Accumulating evidences indicate that the altered expression of ERα, crosstalk with other signaling like HER-2, PI3K and MAPK signaling, mutation of ESR1 and decreased metabolism of the drug may contribute to the acquiring resistance of tamoxifen8,58,59,60, of which the phosphatidylinositol 3-kinase (PI3K)/Akt/mammalian target of rapamycin (mTOR) signaling pathway was identified within results of GSEA in this study. PI3K/Akt and mTOR are two important signaling pathways controlling series of biological processes like cell growth and proliferation, apoptosis, cell-cycle, DNA repair, angiogenesis and glucose metabolism61. Ample preclinical studies have indicated that PI3K/Akt/mTOR signaling pathway is co-related with endocrine resistance. The crosstalk between ER and PI3K/Akt/mTOR signaling pathway is a key mechanism by which tamoxifen resistance happens. Yamnik, R. L. et al. found that S6 kinase 1, a substrate of mTOR complex 1 (mTORC1) could phosphorylate the function domain 1 of ER, which leaded to an estrogen-independent activation of the ER-α, thereby resulting in tamoxifen resistance62. Otherwise, clinical data showed that the activation of Akt or reduction of PTEN, a tumor suppressor mediating dephosphorylation of PIP3 to PIP2, were associated with tamoxifen resistance in both metastatic and recurrent breast cancer patients63,64. Everolimus, a mTOR inhibitors, has been approved by FDA for the treatment of hormone receptors positive and HER2 negative advanced postmenopausal breast cancer patients, hoping to overcome or slowdown the development of endocrine resistance.

So far, a serious of studies have demonstrated that the wnt/β-catenin signaling pathway is co-related with embryogenesis, self-renewal of adult tissues and tumorigenesis via controlling cell cell morphology, differentiation, proliferation, migration, apoptosis, and even stem cell self-renewal65,66,67,68,69,70,71. And the accumulation of β-catenin in the nucleus or cytoplasm has been found in approximately 50% of breast cancers, which predicted a poor prognosis72. Meanwhile, wnt/β-catenin has the potential to promote cancer malignant development through motivating the EMT process to facilitate cancer metastasis or inducing therapeutic resistance73,74. Interestingly, lncRNA HNF1A-AS1, lncRNA CCND2-AS1, lncRNA CRNDE, lncRNA CASC2 were revealed that promotional effects on cell proliferation via activation of Wnt/β-catenin cascade in osteosarcoma, glioma, colorectal cancer and bladder cancer were documented, respectively75,76,77,78. Additionally, lncRNA UCA1 promotes epithelial-mesenchymal transition of BC cells via enhancing Wnt/β-catenin signaling pathway to facilitate its metastasis79, and better reactions to tamoxifen through inhibiting Wnt/β-catenin pathway were found when knock-downing of lncRNA UCA1 could56.
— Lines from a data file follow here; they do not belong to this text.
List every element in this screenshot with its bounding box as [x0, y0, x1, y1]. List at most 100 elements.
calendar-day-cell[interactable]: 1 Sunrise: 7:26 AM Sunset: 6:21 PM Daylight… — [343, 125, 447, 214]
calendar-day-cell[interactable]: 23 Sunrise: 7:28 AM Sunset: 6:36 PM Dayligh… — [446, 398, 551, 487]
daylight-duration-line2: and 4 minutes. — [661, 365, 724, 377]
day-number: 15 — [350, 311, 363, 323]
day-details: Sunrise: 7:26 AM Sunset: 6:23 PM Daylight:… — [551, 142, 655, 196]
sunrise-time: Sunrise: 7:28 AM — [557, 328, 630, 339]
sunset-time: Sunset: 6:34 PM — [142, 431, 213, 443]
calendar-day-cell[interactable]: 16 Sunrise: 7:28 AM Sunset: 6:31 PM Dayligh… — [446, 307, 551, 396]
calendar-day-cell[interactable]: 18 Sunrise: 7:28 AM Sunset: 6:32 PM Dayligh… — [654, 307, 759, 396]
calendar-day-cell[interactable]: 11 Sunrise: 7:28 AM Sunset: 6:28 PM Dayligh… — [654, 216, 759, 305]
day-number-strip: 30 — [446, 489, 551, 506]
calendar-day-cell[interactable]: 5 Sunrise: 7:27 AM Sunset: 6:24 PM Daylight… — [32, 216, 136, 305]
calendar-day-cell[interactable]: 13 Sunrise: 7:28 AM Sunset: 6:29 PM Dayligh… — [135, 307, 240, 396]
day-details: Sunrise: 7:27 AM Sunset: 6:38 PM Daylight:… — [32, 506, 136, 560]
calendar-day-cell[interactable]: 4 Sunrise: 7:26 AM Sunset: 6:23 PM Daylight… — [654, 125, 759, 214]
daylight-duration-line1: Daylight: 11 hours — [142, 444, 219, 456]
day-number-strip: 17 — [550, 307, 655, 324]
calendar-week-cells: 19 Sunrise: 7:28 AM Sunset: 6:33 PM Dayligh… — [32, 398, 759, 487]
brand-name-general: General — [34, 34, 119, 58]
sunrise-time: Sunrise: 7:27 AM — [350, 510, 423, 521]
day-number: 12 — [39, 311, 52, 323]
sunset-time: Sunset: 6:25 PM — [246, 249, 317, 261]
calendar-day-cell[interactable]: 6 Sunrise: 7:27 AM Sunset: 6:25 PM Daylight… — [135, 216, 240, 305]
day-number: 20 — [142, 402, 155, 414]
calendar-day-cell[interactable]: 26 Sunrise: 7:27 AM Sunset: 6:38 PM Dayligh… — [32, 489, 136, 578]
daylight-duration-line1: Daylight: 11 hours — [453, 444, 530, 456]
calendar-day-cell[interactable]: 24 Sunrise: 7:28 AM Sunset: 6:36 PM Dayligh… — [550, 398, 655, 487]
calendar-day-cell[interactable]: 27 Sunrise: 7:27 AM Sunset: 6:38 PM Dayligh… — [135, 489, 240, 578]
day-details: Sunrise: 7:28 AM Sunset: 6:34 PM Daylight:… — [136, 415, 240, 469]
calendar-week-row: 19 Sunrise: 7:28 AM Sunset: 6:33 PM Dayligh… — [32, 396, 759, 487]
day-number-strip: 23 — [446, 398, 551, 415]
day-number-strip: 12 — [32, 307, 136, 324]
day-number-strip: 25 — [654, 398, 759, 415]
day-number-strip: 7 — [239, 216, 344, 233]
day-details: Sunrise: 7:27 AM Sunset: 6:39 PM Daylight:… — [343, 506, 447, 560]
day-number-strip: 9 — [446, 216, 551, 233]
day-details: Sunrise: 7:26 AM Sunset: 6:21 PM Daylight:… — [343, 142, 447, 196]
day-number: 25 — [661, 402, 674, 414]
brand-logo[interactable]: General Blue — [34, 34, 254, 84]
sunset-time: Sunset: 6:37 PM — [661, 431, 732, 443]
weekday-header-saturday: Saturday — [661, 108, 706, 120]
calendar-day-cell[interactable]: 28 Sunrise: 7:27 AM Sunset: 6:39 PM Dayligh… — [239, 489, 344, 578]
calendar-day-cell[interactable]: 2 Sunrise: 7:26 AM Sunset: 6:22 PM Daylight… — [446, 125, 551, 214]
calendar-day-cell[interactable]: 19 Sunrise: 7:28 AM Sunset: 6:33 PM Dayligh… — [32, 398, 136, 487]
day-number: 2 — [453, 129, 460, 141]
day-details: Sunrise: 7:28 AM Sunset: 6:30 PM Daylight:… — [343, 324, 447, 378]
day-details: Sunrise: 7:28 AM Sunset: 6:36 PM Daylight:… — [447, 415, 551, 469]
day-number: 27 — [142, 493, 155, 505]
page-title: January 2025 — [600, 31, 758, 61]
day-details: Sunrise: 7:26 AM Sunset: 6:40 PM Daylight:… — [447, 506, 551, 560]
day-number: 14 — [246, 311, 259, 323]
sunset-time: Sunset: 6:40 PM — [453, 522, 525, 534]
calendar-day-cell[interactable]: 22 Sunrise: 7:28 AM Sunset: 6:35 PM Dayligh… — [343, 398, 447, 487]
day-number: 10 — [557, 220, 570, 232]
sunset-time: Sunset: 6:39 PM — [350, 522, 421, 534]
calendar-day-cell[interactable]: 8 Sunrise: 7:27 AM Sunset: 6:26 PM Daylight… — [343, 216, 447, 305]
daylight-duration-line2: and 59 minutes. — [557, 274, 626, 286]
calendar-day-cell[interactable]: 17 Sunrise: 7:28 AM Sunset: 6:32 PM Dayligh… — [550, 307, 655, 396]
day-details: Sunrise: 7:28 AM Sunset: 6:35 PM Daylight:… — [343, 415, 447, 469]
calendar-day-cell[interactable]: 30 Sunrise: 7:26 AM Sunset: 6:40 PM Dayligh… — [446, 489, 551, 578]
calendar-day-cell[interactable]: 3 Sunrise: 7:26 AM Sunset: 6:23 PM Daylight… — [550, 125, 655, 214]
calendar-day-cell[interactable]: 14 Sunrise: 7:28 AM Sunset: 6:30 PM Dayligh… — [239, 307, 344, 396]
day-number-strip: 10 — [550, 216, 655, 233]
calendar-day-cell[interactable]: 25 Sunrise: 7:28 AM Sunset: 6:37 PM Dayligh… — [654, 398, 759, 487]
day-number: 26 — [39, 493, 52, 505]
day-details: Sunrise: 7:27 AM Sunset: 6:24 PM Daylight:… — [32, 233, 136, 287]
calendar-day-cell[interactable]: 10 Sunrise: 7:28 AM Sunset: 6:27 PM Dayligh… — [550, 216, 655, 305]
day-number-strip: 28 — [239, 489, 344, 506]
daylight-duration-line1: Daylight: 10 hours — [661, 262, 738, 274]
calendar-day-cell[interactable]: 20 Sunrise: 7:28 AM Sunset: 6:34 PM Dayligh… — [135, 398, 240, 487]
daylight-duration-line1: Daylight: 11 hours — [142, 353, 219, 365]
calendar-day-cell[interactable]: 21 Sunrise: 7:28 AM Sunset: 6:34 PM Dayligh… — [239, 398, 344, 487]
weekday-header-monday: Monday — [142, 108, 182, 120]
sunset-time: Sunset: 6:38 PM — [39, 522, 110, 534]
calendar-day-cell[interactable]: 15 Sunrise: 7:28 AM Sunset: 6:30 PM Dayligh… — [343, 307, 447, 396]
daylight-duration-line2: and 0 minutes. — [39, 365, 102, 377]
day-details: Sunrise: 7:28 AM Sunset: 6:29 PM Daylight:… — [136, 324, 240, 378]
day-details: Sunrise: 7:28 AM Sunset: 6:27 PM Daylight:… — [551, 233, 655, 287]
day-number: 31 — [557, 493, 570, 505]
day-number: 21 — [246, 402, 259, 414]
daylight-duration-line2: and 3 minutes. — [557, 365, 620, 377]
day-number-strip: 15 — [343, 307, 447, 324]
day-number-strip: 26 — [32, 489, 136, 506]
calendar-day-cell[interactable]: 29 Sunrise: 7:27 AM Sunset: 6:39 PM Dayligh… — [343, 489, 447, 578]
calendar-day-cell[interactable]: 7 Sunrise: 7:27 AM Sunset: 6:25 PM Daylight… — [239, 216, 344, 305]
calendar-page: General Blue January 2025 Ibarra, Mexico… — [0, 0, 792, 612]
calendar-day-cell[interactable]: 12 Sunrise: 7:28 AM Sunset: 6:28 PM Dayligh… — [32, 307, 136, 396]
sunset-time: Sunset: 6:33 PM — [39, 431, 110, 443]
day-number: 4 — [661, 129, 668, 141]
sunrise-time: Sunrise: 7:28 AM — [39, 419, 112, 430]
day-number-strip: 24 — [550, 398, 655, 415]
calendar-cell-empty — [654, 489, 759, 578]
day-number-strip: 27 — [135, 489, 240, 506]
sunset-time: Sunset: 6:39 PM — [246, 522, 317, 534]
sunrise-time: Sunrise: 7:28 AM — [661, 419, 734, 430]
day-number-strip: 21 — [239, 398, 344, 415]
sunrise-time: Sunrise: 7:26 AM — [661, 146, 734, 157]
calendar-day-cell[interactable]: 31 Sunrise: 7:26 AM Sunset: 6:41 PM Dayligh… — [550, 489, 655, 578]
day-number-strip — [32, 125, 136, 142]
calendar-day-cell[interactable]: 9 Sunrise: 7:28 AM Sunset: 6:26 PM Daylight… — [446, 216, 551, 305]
Some limitations of our study should be acknowledged. Firstly, GSE17705 data sets included in this study was profiled through Affymetrix Human Genome U133A Array, and only part of possible lncRNAs were mined. The incomplete candidate lncRNAs maybe cannot represent the whole biological function of this noncoding RNA, and more large-scale studies were urgently needed to validate reliability of our model. Secondly, eligible participants from two cohorts all received tamoxifen as primarily endocrine therapy, but status and duration of this prescription was poorly reported. The GSE17705 cohort involved 298 BC patients treated with 5-year tamoxifen, whereas TCGA cohort was identified by therapy data, which is one of possible reasons of imperfect validation. Lastly, no experimental validation was acquired to reveal the underlying mechanisms of 11-lncRNAs based prognostic model, and further experimental studies were needed to supply the better understanding of this 11-lncRNAs signature.

In conclusion, our findings showed that the 11-lncRNA based classifier is a reliable prognostic and predictive tool for disease relapse in BC patients receiving tamoxifen, which is independent from traditional clinicopathological factors. Developed nomograms is also available to predict whether patients can benefit from tamoxifen therapy, which are valid tools to illustrate the visualized results.